En ce temps là, les hommes de radio avaient une voix théâtrale: il parlaient haut et fort, lentement, et articulaient, souvent à la limite du chevrotant, alors qu'aujourd'hui on parle très vite en avalant les mots, comme pour saturer l'espace sonore. On ne dit pas nécessairement des choses plus intelligentes, mais on donne l'impression de dire beaucoup, alors qu'on ne dit rien. Onfray ou Finkielkraut, Pivot jadis ou les commentateurs politiques de BFM TV disent-ils réellement plus que ce que disait Saint Granier dans sa minute? 

A la fin de sa vie, Benda est allé assez souvent à la radio. Il a plus le ton de Saint Granier que celui de Sacha Guitry, mais quand il dialogue, il reprend un rythme normal. Le ton de la causerie radiophonique est un peu celui de la conférence, où le conférencier lit un papier. On mesure à quel point on est passé d'une culture écrite à une culture visuelle, où les mots doivent mimer les gestes et les mouvements du corps plutôt que l'inverse. 

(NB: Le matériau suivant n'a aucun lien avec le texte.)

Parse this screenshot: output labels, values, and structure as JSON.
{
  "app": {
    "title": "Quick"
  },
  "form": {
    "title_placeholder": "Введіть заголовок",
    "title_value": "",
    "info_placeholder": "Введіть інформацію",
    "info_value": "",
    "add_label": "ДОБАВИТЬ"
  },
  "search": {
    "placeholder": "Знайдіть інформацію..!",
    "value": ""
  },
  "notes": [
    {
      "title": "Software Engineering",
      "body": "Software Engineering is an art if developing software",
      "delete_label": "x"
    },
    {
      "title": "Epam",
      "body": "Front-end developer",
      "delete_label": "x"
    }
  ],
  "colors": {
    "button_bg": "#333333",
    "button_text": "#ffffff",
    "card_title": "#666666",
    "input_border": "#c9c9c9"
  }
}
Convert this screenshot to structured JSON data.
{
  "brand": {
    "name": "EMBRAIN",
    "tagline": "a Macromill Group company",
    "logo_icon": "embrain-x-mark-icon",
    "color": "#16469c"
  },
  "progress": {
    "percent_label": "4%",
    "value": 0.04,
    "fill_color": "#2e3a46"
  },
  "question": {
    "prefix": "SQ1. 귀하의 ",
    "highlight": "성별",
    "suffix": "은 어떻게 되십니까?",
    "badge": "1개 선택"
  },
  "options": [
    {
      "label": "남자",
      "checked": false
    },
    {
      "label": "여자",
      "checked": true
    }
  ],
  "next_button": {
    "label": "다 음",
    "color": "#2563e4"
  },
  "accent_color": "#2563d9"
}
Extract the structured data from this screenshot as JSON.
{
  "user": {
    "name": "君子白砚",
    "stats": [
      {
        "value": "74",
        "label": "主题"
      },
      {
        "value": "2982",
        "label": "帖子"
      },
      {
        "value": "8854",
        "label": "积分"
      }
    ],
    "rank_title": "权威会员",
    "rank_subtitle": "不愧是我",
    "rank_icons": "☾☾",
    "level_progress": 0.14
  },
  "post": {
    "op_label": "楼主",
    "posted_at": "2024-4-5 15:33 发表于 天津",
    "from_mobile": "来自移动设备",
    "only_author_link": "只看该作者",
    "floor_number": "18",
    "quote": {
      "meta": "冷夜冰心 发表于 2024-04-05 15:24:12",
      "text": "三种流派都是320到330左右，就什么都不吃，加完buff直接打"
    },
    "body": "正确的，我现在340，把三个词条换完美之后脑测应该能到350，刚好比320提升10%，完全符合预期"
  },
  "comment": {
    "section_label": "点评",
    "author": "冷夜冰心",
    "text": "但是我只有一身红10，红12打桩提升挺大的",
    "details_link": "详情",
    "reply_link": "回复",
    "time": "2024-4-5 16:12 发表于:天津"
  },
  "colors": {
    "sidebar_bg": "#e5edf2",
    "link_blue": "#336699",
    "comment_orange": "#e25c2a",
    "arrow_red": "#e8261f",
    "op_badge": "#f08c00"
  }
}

Il y a des entretiens célèbres avec Léautaud , transcrits ici qui ont été assez commentés, et une série de 12 entretiens avec Pierre Sipriot, colloques d'un clerc, 1953 (INA). 

Mais il y a aussi une émission de 1949, récemment passée (15/07/21) sur France culture, "Julien Benda qui êtes vous?" qui est très vive et substantielle, et où il a l'occasion de parler , outre de lui-même, son sujet favori, de la nouvelle physique, ainsi que de brocarder Bachelard . Il y est tout sauf gâteux.